For a fruit that is only available for such a short time every year (from June until September), the fig’s illustrious reputation remains unaltered through the years.
The rise of figs in history
Accounts of its presence date back to ancient Mesopotamia, Palestine and Egypt. Here, the mythology refers to the sycamore (ficus sycomorus) in connection with the sun god.
In ancient Rome, the fig was instead sacred to Mars, the god of war. According to legend, the two founders of Rome were born from Mars’ and Rea Silva’s union. They were abandoned in a basket along the shores of the river Tiber, as Rea Silva was a vestal. Instead of dying, a flood carried them along the river course, until it deposited them under a fig tree. It is here that the iconic wolf found them and nursed them – an image that is now the symbol of Rome. This was the reason why the fruit was kept in the highest regard in ancient Rome, right from the start.
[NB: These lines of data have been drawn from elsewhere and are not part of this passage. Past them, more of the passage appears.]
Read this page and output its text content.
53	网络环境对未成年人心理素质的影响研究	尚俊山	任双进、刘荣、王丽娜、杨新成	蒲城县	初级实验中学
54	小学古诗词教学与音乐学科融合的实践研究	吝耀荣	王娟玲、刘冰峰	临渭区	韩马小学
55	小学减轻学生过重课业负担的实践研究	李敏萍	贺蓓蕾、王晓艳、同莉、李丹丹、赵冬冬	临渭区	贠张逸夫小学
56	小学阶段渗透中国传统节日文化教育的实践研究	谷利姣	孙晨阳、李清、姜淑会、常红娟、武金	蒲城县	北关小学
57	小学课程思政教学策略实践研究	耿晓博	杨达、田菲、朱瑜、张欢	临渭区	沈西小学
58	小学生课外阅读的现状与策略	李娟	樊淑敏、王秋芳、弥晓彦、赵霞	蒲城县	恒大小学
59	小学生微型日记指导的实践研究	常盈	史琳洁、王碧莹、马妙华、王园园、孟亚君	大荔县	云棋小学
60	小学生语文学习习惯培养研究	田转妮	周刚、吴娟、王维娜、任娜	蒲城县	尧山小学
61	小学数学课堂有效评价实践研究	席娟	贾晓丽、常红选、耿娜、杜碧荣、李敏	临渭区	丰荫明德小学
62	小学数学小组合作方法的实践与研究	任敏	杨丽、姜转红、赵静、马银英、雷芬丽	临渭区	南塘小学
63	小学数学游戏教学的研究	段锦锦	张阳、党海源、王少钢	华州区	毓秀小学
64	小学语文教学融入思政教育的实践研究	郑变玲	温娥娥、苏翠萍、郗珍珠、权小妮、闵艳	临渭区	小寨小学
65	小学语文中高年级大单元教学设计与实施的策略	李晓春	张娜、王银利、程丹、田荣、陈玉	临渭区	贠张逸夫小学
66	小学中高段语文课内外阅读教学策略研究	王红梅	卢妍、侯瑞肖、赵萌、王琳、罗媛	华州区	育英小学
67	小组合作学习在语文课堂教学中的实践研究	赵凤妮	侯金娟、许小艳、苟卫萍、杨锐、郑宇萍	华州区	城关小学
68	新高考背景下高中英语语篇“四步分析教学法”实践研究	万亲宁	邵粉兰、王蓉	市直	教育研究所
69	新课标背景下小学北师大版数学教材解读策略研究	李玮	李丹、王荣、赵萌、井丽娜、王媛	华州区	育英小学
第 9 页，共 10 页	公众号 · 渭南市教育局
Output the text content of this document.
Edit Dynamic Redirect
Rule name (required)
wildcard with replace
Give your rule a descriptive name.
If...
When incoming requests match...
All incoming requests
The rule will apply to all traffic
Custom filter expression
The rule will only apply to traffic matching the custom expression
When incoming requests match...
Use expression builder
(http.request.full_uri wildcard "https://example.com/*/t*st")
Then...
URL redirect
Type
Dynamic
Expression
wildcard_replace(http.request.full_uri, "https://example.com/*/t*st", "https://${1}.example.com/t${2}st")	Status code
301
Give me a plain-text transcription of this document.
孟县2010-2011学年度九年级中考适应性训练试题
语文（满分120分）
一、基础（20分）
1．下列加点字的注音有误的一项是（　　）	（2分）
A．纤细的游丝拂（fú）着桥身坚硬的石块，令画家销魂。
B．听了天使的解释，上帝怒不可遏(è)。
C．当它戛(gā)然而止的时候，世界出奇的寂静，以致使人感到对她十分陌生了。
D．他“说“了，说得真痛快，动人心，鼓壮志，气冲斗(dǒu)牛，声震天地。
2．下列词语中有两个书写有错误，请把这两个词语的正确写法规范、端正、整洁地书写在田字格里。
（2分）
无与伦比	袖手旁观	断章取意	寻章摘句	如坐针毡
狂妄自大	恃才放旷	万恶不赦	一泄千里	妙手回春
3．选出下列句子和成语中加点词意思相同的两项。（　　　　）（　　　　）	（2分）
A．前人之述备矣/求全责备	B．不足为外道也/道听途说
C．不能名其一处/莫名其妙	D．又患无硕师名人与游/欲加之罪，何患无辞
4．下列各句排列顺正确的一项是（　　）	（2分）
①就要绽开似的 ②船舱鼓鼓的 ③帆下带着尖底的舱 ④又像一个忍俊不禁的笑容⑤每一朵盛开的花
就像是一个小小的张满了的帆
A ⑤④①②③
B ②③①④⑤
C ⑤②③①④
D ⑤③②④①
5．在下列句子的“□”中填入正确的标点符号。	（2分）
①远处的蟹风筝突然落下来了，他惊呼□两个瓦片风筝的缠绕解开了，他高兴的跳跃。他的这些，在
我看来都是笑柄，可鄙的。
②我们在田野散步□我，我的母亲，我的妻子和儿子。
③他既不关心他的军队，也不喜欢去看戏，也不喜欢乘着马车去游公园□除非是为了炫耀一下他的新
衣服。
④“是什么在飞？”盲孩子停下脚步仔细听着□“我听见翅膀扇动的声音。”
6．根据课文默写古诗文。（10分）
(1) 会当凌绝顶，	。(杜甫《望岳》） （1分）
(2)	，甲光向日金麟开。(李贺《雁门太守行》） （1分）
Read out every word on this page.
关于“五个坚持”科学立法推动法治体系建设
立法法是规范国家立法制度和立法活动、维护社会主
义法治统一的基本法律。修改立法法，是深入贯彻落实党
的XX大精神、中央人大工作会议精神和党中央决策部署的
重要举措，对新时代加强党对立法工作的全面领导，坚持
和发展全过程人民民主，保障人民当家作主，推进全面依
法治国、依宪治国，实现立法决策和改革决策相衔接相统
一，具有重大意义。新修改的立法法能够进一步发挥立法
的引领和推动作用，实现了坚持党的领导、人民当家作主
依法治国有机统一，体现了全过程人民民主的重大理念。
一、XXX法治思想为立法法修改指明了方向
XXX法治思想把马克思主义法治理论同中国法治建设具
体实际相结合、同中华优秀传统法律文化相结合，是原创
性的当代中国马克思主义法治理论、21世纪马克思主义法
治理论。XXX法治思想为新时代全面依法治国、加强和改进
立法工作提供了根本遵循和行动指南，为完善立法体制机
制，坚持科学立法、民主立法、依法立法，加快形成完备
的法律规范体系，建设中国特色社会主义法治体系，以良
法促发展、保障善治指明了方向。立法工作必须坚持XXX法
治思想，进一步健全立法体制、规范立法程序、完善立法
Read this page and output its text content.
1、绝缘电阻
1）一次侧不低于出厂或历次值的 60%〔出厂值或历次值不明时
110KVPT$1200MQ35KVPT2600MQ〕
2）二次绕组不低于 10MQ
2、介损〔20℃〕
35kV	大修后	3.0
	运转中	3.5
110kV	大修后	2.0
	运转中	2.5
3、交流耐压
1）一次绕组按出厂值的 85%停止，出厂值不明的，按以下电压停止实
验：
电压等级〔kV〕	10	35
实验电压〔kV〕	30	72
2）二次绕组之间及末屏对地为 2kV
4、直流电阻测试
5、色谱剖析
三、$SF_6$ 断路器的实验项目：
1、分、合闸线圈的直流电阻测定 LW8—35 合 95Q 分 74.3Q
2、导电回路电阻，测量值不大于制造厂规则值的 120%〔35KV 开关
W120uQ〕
Venerated by shepherds, who wished to obtain more milk from their animals, it later became associated with the goddess of breastfeeding. A temple was built on the site where legend told that Romulus and Remus were found by the wolf, in order to protect the tree. Great care was taken to ensure there always would be a tree in good health as it was seen as a bad omen if the tree perished.
The role figs play in the Italian culture
As the Roman empire crumbled, the fig’s popularity didn’t. Only available from September to October, the delicious fruit is still sought after in modern-day Italy. In fact, so entrenched it is in the Italian language that it originated many sayings and proverbs.
‘Un fico secco’ (a dried fig) stands in many sayings, such as “non capire un fico secco” (not being able to understand anything), “non vale un fico secco” (it’s worth nothing), “non c’entra un fico secco” (it’s not pertinent to the question at hand). Its other variation, “figo” is slang for cool. “Mica pizza e fichi” is another way of saying that the thing you’re referring to has great value, in comparison to pizza and figs which were readily available in ancient times. “Fare le nozze con i fichi secchi” (having a wedding where only dried figs are served) it’s a proverb that means wanting to do something without the proper means.
A Tuscan delicacy
Figs have been in Tuscany for centuries and the town of Carmignano, just outside Florence, is famous for its desiccated figs. They’re produced following Columella’s “De Rustica”, a text from ancient Rome which depicts the preparation of this delicacy. The SlowFood association and Tuscany’s regional government have enlisted Carmignano’s figs, along with 365 other products, to be protected. Once so popular that every house had its own, fig trees are now rare but their fruits remain a staple of Italy’s cuisine.
One fruit, many ways to enjoy it
Desiccation is only one way figs can be prepared, in fact, they can be eaten straight from the tree, the best pairing being with prosciutto. As it is often the case with Italian recipes, simple is best and when it comes to figs, they pair extremely well with cheese. Whether it’s just a platter of figs, goat’s cheese and honey or a bruschetta, the sweetness of the fruit balances the stronger flavor of dairy. For extra flavor, add them to salads. When caramelized they’re delicious, especially with ricotta in paninis or as an addition to risotto. For the more adventurous, figs can be a great companion to roast meat (duck breast in particular). Such a versatile fruit can be prepared in several ways as a dessert, from parfaits to pies but in Tuscany, it is usually made into jam and then served in a variety of dishes.